Resolving deltas: 100% (2708/2708), done.
Updating files: 100% (158/158), done.


In [7]:
!ls mtad-gat-pytorch/datasets/data

labeled_anomalies.csv  msl_train_md.csv  smap_train_md.csv


# Import Libraries

In [8]:
import pandas as pd
import numpy as np
import os

import matplotlib.pyplot as plt
import torch
from torch.utils.data import DataLoader, Dataset, SubsetRandomSampler
import torch.nn as nn
from tqdm.notebook import tqdm


In [9]:
smap_channels = pd.read_csv('mtad-gat-pytorch/datasets/data/smap_train_md.csv')
print("Number of Channels : ",len(smap_channels))
smap_channels.head(5)

Number of Channels :  53


Unnamed: 0,chan_id,num_values
0,A-1,2880
1,A-2,2648
2,A-3,2736
3,A-4,2690
4,A-5,705


In [10]:
smap_channels = list(smap_channels['chan_id'].values)
len(smap_channels)

53

# Create SMAP Data from Time Series across all the Channel IDs - Each Time Step has 25 features

In [12]:
smap_data =[]

for smap_channel in smap_channels:
  tmp_data = np.load(os.path.join('data/train/',smap_channel+'.npy'))
  smap_data.extend(tmp_data)
  #print(smap_data.shape)

smap_data = np.array(smap_data)
print("Shape of SMAP Data : ", smap_data.shape)

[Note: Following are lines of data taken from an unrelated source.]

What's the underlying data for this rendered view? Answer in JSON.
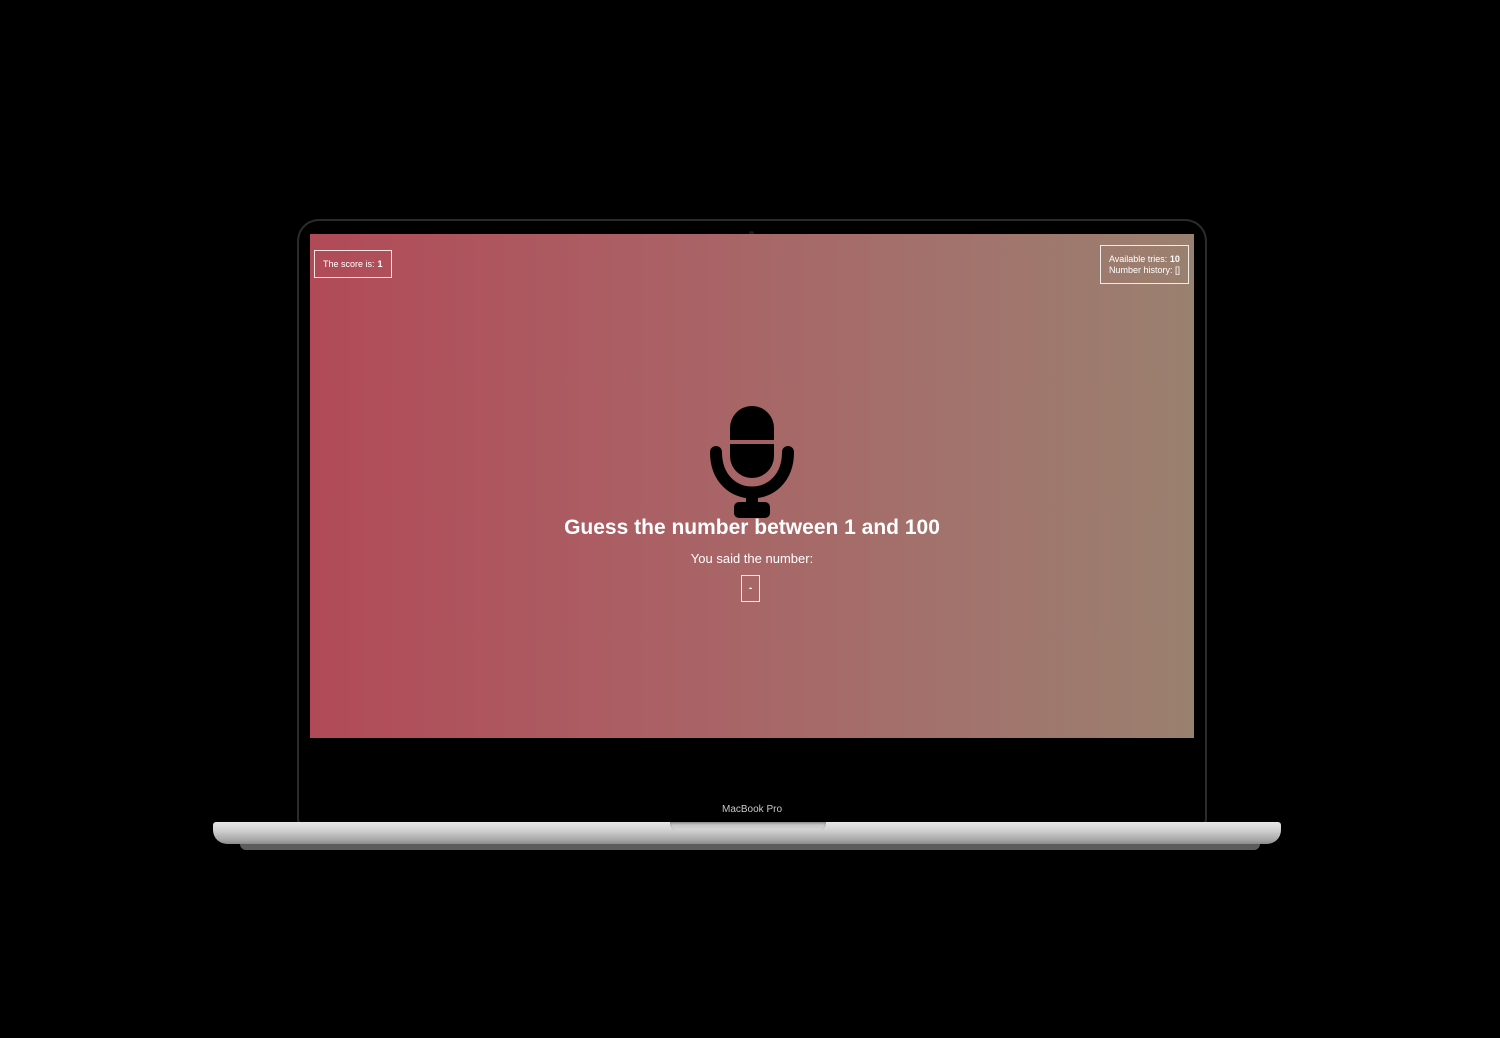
{
  "device": {
    "brand_label": "MacBook Pro"
  },
  "game": {
    "score_label": "The score is:",
    "score_value": "1",
    "tries_label": "Available tries:",
    "tries_value": "10",
    "history_label": "Number history:",
    "history_value": "[]",
    "title": "Guess the number between 1 and 100",
    "subtitle": "You said the number:",
    "said_number": "-"
  },
  "icons": {
    "mic": "microphone-icon"
  },
  "colors": {
    "gradient_start": "#b14a57",
    "gradient_end": "#9a806f",
    "text": "#ffffff",
    "icon": "#000000"
  }
}
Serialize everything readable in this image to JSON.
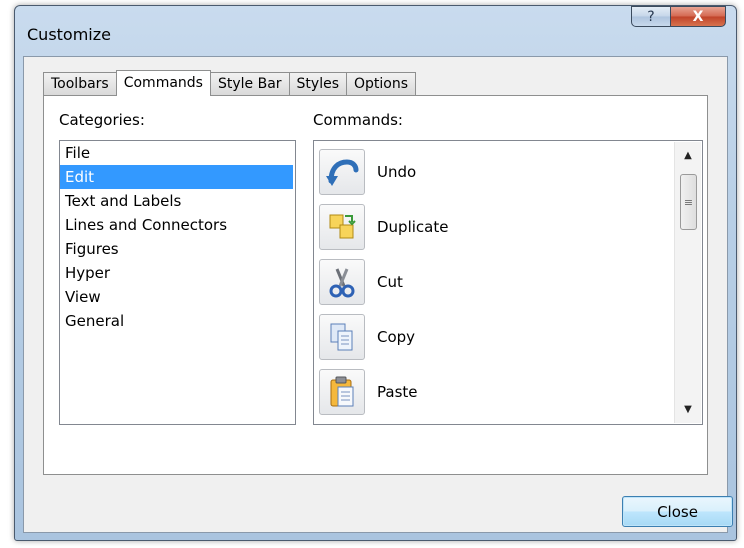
{
  "window": {
    "title": "Customize",
    "help_glyph": "?",
    "close_glyph": "X"
  },
  "tabs": [
    {
      "label": "Toolbars",
      "active": false
    },
    {
      "label": "Commands",
      "active": true
    },
    {
      "label": "Style Bar",
      "active": false
    },
    {
      "label": "Styles",
      "active": false
    },
    {
      "label": "Options",
      "active": false
    }
  ],
  "categories": {
    "label": "Categories:",
    "items": [
      "File",
      "Edit",
      "Text and Labels",
      "Lines and Connectors",
      "Figures",
      "Hyper",
      "View",
      "General"
    ],
    "selected": "Edit"
  },
  "commands": {
    "label": "Commands:",
    "items": [
      {
        "label": "Undo",
        "icon": "undo-icon"
      },
      {
        "label": "Duplicate",
        "icon": "duplicate-icon"
      },
      {
        "label": "Cut",
        "icon": "scissors-icon"
      },
      {
        "label": "Copy",
        "icon": "copy-icon"
      },
      {
        "label": "Paste",
        "icon": "clipboard-icon"
      }
    ],
    "scroll_up_glyph": "▲",
    "scroll_down_glyph": "▼",
    "thumb_grip_glyph": "≡"
  },
  "footer": {
    "close_label": "Close"
  },
  "colors": {
    "selection": "#3399ff",
    "title_close_red": "#c0432a"
  }
}
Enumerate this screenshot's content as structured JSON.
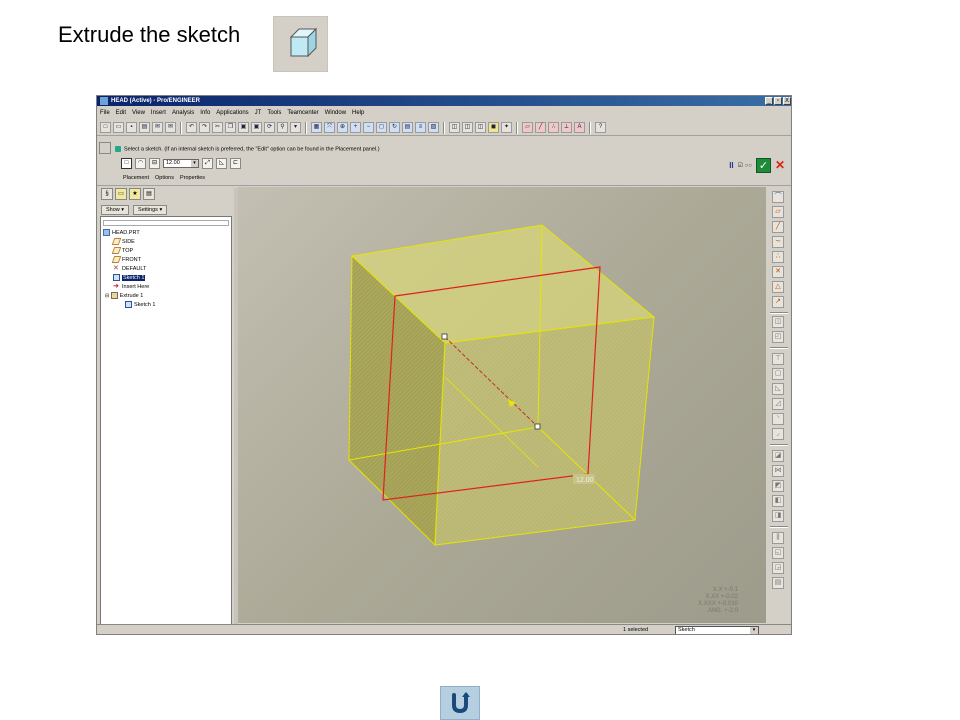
{
  "slide": {
    "title": "Extrude the sketch",
    "icon": "extrude-icon"
  },
  "window": {
    "title": "HEAD (Active) - Pro/ENGINEER",
    "controls": [
      "_",
      "▫",
      "X"
    ]
  },
  "menu": {
    "items": [
      "File",
      "Edit",
      "View",
      "Insert",
      "Analysis",
      "Info",
      "Applications",
      "JT",
      "Tools",
      "Teamcenter",
      "Window",
      "Help"
    ]
  },
  "dashboard": {
    "prompt": "Select a sketch. (If an internal sketch is preferred, the \"Edit\" option can be found in the Placement panel.)",
    "depth_value": "12.00",
    "tabs": [
      "Placement",
      "Options",
      "Properties"
    ]
  },
  "navigator": {
    "show_label": "Show ▾",
    "settings_label": "Settings ▾"
  },
  "model_tree": {
    "items": [
      {
        "label": "HEAD.PRT",
        "icon": "part-icon"
      },
      {
        "label": "SIDE",
        "icon": "datum-plane-icon"
      },
      {
        "label": "TOP",
        "icon": "datum-plane-icon"
      },
      {
        "label": "FRONT",
        "icon": "datum-plane-icon"
      },
      {
        "label": "DEFAULT",
        "icon": "csys-icon"
      },
      {
        "label": "Sketch 1",
        "icon": "sketch-icon",
        "selected": true
      },
      {
        "label": "Insert Here",
        "icon": "insert-arrow-icon"
      },
      {
        "label": "Extrude 1",
        "icon": "extrude-feature-icon"
      },
      {
        "label": "Sketch 1",
        "icon": "sketch-icon"
      }
    ]
  },
  "viewport": {
    "dimension_label": "12.00",
    "tolerances": [
      "X.X +-0.1",
      "X.XX +-0.02",
      "X.XXX +-0.010",
      "ANG. +-2.0"
    ]
  },
  "status": {
    "selection": "1 selected",
    "filter_value": "Sketch"
  },
  "colors": {
    "sketch_red": "#e02020",
    "extrude_yellow": "#e6e600",
    "ok_green": "#1f8a3a"
  }
}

Shape of SMAP Data :  (135183, 25)


In [14]:
smap_data

array([[0.999     , 0.        , 0.        , ..., 0.        , 0.        ,
        0.        ],
       [0.999     , 0.        , 0.        , ..., 0.        , 0.        ,
        0.        ],
       [0.999     , 0.        , 0.        , ..., 0.        , 0.        ,
        0.        ],
       ...,
       [0.98775593, 0.        , 0.        , ..., 0.        , 0.        ,
        0.        ],
       [0.98417906, 0.        , 0.        , ..., 0.        , 0.        ,
        0.        ],
       [0.98417906, 0.        , 0.        , ..., 0.        , 0.        ,
        0.        ]])

In [15]:
# Next the Data is scaled using Min-Max Scaler

In [16]:
from sklearn.preprocessing import MinMaxScaler, RobustScaler

In [17]:
def normalize_data(data, scaler=None):
  data = np.asarray(data, dtype=np.float32)
  if np.any(sum(np.isnan(data))):
    data = np.nan_to_num(data)
  
  if scaler is None:
    scaler=MinMaxScaler()
    scaler.fit(data)
  data=scaler.transform(data)
  print("Data normalized")

  return data, scaler

In [18]:
smap_data_norm, scaler = normalize_data(smap_data)

Data normalized


In [19]:
smap_data_pt = torch.from_numpy(smap_data)
smap_data_pt.size()

torch.Size([135183, 25])

# Create Sliding Window Dataset - Breaking down the entire time series into small temporal segments which will be used to train the model.

In [20]:
class SlidingWindowDataset(Dataset):
  def __init__(self, data, window, target_dim=None, horizon=1):
    self.data= data
    self.window = window
    self.target_dim = target_dim
    self.horizon = horizon

  def __getitem__(self,index):
    x = self.data[index : index+self.window]
    y = self.data[index + self.window : index + self.window + self.horizon]
    return x,y

  def __len__(self):
    return len(self.data) - self.window

In [21]:
Window=100
BatchSZ=256
device = torch.device('cuda' if torch.cuda.is_available() else 'cpu')

In [22]:
smap_x_y = SlidingWindowDataset(smap_data_pt, 100)

In [23]:
smap_x_y

<__main__.SlidingWindowDataset at 0x7f68821fcac0>